Irish men are likely to live longer than their European counterparts

Life expectancy in Ireland has gone up by almost two and half years since 2006.

That's one of the key findings of the Government's 'Health In Ireland: Key Trends' report which has just been published.

It says that along with an increase in life expectancy, Irish men are also likely to live longer than their European counterparts.

The increase in life expectancy is due to a reduction in major causes of death such as cancer and circulatory diseases.

This is particularly strong for mortality rates from stroke (-39%), breast cancer (-16%), suicide (-26%) and pneumonia (-39%).

However, with the exception of rectal cancer, five-year net survival rates are lower in Ireland than the average for OECD countries.

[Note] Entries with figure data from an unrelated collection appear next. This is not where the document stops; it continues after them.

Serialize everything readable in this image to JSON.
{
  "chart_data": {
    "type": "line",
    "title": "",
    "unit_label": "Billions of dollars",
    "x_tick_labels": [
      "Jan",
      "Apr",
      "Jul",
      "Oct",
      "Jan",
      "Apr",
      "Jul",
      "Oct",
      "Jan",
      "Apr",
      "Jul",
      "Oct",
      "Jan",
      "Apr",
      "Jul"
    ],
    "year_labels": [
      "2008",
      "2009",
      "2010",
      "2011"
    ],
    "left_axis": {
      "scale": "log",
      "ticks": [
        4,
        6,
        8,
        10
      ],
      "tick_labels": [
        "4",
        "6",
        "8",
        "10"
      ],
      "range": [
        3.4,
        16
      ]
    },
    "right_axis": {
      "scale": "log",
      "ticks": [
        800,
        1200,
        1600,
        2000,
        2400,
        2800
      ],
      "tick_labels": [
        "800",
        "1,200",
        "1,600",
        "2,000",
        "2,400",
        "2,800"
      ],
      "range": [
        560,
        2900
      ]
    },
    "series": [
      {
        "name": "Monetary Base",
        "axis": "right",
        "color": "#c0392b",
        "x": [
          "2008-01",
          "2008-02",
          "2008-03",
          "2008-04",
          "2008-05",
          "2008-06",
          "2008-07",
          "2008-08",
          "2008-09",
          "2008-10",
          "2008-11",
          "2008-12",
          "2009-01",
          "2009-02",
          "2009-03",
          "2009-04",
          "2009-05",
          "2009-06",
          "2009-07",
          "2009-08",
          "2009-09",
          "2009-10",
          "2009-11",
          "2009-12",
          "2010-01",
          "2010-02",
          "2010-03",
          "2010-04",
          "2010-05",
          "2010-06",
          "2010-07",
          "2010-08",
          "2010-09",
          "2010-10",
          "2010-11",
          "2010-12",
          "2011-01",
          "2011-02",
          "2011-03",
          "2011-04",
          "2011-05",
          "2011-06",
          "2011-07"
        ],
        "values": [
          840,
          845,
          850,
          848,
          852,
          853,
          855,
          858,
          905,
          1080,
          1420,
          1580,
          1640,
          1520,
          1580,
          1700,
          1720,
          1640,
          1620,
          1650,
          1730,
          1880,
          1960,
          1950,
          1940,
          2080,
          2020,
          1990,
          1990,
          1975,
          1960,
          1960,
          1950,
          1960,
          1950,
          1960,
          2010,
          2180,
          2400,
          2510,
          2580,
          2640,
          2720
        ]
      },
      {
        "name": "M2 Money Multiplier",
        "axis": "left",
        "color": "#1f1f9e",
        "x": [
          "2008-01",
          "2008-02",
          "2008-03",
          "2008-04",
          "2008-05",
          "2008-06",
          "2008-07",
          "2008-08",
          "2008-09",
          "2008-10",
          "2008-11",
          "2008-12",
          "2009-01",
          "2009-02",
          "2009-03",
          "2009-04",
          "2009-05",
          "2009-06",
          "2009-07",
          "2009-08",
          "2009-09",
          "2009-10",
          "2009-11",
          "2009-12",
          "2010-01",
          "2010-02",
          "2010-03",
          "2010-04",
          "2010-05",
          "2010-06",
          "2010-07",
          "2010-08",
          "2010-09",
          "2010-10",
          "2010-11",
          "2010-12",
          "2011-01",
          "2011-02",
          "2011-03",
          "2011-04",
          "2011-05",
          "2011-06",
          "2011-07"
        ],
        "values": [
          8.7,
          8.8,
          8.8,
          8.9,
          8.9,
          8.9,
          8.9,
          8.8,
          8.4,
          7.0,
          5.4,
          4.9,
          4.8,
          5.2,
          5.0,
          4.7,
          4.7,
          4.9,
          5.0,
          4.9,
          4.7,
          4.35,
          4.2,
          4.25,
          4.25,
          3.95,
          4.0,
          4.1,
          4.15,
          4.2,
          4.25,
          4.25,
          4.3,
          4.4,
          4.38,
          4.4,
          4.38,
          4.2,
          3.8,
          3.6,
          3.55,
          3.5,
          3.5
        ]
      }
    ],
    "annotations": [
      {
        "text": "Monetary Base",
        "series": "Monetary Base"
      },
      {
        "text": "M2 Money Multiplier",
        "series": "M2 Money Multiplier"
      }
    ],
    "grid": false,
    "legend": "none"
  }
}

A woman walks through Berlin in the morning | Image: Paul Zinken/DPA/PA Images

Irish women still outlive men with an average life expectancy of 83.6 years compared to men at 79.9 years - although that gap has narrowed from a 5.6 year difference back in 1996.

There has also been a 26% reduction in the mortality rate from suicide since 2008.

After a rise in the male suicide rate from 2008 to 2012, the three-year moving average has decreased and the latest figures (from 2015) have fallen below the EU average for the first time since 2010.

Overall, the mortality rate for Irish people is down 14.9% in the last 10 years.

However the report says that reduction has begun to slow down in line with our European neighbours.

The report also says a lot of challenges remain in the health system, especially access to efficient and timely healthcare across the country.